In order to determine whether complex I activity is down regulated during hypoxia we examined activity in parallel cultures in the presence and absence of hypoxic conditions. Spun static cultures retained dissolved oxygen levels close to the starting level whereas those that had been overlayed with 1 cm mineral oil showed a rapid decrease in dissolved oxygen 1 h after overlay (Fig 4B). Overlayed A1160 cultures showed a strong decrease in complex I activity corresponding to reduction in the dissolved oxygen level. The Δ29.9 knockout mutant showed low starting levels of activity that did not decrease as the dissolved oxygen level decreased. Control cultures showed relatively constant levels of both dissolved oxygen and complex I activity throughout the experiment.

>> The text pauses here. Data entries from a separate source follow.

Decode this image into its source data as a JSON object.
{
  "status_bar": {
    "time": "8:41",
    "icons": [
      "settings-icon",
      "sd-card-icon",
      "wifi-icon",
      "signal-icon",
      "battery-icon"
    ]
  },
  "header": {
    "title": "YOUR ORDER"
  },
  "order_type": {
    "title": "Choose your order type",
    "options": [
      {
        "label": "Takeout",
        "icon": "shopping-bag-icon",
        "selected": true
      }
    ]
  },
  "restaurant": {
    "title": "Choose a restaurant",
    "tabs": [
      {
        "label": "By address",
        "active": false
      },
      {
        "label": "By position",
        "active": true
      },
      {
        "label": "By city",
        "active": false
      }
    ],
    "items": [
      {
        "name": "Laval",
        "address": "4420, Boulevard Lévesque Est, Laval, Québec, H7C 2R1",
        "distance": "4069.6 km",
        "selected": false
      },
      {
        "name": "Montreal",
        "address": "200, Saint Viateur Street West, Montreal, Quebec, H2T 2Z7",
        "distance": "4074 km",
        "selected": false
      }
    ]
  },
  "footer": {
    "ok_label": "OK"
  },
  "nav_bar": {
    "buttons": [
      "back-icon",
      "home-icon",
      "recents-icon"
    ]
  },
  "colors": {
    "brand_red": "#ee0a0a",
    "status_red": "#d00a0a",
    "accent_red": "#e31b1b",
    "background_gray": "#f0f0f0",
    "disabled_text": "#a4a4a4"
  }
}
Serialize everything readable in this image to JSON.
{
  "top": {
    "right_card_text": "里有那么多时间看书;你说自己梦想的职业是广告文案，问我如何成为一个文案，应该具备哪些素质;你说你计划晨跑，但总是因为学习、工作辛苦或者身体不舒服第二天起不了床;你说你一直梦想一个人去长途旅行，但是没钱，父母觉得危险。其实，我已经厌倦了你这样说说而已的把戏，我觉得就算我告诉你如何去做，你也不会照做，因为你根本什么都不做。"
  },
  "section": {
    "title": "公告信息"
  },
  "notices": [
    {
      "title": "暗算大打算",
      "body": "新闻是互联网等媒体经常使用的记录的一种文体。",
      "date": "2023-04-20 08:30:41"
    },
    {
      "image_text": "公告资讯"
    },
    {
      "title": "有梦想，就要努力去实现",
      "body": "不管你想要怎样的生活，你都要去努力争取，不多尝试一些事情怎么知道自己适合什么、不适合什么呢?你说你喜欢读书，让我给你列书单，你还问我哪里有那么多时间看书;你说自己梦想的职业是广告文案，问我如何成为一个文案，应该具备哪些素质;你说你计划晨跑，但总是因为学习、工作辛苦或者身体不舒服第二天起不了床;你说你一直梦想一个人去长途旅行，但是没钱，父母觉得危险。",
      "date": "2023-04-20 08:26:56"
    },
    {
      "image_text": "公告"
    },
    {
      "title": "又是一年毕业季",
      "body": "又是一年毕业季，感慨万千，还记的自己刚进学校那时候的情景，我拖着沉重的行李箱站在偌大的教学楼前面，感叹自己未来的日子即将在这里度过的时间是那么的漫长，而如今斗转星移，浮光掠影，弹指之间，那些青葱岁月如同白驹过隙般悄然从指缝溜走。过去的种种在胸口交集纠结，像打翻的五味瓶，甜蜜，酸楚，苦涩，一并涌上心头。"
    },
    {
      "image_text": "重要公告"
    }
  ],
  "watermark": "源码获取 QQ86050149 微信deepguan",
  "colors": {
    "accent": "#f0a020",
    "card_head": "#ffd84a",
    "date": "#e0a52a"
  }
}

Complex I NADH oxidoreductase 29.9 KD subunit controls expression of secondary metabolism gene clusters in A. fumigatus

In order to determine the effect of loss the 29.9KD gene on the A. fumigatus transcriptome we used RNAseq to quantify gene expression in liquid culture for both parental and the Δ29.9KD strain in the presence and absence of itraconazole (S1S4 Tables). Genes significantly (p <0.01, FDR <0.01, log2 FC >2) over—regulated by deletion of the 29.9KD subunit in the presence and absence of itraconazole in comparison to changes in the parental transcriptome under the same condition were highly enriched for previously defined secondary metabolite gene clusters (Fig 5). For 115 genes significantly down—regulated in the 29.9KD knockout in comparison to the parental transcriptiome in the absence of itraconazole 50 belonged to secondary metabolite clusters (S4 Table). Thirty of 55 genes further down—regulated in the presence of itraconazole belonged to secondary metabolite clusters (S1 Table). Relatively few genes were up—regulated in the 29.9KD knockout when compared to the parental transcriptome. Two of 21 genes up—regulated in the absence of itraconazole (S3 Table) and 7 of 12 genes up—regulated in the presence of itraconazole (S2 Table) compared to the parental transcriptome were recognised secondary metabolite cluster genes (Fig 5). When compared to the only other known global regulator of secondary metabolism, LaeA, we noted that the majority of regulated clusters were also regulated by LaeA (Fig 2) [41]. Further examination of the RNAseq data indicated that LaeA itself shows no change in expression in the 29.9 mutant.

Fig 5. Transcriptional responses of A. fumigatus to deletion of the complex I 29.9KD subunit and to exposure to Itraconazole.

Fig 5

A. Functional classes of genes under and over—regulated by exposure to 1 mg/l itraconazole. This figure shows the total number of genes regulated for each condition. Comparison of expression for the 29.9KD vs paretal transcriptome to identify differences in gene expression due to the 29.9KD knockout are shown in S1S4 Tables. B. A. fumigatus gene clusters down—regulated in the 29.9KD NADH oxidoreductase gene and LaeA gene knockouts and during exposure of wild-type A. fumigatus to itraconazole. Cluster numbers are those given in Khaldi et al. [65]. Numbers indicate those clusters in which ≥50% of genes show >2 fold change in expression in the knockout compared with parental controls. Figures in italics indicate cluster down—regulation whereas numbers of clusters underlined indicate cluster up—regulation.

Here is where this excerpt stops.